De huidige naamgeving ontstaat als prins Rupert de druppel met de merkwaardige eigenschappen omstreeks 1661 laat ontploffen bij zijn neef, Karel II van Engeland en bij de Royal Society.[2] Prins Rupert was een kleinzoon van Jacobus I van Engeland, een achterkleinzoon van Willem van Oranje en een neef van Karel I van Engeland. Koning Karel II zou vaak de druppels hebben gebruikt als 'practical joke'.

Het verschijnsel werd blijkbaar nogal grondig onderzocht tijdens de bijeenkomsten van de - net opgerichte - Royal Society, blijkens dit gedicht (Ballad of Gresham College) uit 1663:

And that which makes their Fame ring louder,
With much adoe they shew'd the King
To make glasse Buttons turn to powder,
If off the[m] their tayles you doe but wring.
How this was donne by soe small Force
Did cost the Colledg a Month's discourse.[3]
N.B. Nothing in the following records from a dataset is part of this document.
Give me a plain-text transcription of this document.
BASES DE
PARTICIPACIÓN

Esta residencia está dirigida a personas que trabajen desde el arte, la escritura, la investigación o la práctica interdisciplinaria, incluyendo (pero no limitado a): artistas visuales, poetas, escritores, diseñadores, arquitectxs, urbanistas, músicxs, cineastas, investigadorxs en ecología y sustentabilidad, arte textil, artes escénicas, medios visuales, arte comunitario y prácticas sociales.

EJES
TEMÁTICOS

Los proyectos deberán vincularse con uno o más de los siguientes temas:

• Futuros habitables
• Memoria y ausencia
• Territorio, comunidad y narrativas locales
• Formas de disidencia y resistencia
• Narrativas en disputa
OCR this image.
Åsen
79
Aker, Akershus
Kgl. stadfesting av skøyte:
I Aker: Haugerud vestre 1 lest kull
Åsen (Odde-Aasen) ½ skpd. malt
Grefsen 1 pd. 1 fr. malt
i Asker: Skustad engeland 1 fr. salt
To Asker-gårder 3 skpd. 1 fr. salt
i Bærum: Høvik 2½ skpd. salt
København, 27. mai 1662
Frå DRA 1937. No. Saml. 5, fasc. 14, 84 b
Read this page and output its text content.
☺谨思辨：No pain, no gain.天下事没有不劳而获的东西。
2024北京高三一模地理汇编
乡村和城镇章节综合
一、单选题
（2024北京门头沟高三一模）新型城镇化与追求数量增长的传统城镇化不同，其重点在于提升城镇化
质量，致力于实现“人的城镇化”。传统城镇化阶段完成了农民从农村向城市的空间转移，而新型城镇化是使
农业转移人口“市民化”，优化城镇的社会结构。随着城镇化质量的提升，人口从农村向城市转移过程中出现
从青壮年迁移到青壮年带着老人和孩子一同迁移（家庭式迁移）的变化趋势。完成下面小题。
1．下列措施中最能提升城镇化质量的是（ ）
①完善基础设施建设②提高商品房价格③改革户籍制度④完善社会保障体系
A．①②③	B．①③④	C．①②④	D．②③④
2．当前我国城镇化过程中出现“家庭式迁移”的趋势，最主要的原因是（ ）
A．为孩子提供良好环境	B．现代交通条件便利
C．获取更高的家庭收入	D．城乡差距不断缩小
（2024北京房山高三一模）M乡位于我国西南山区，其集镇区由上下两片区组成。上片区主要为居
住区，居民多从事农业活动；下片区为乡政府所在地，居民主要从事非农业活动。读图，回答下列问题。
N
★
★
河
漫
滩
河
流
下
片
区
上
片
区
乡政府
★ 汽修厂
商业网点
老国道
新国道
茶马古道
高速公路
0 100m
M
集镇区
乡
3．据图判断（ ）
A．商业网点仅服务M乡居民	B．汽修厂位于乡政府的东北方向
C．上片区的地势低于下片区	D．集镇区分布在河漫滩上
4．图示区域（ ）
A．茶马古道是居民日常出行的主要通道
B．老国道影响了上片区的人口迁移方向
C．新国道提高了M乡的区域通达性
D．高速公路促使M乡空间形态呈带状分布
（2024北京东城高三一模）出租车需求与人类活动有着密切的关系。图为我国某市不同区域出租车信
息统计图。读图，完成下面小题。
En wat hun roem luider doet klinken
zij lieten de koning met veel ophef zien
hoe je glazen knopen in stof verandert
als je hun staart eraf draait
Hoe dat werd gedaan met zo weinig kracht
kostte het college een maand beraadslagen[2]

Een aanwijzing dat de druppels misschien een Nederlandse oorsprong hebben is dat ze in het Frans larmes Bataviques genoemd (Bataafse tranen) worden en in het Engels Dutch tears. Men kan stellen dat deze verre voorlopers zijn van het huidige veiligheidsglas in auto's.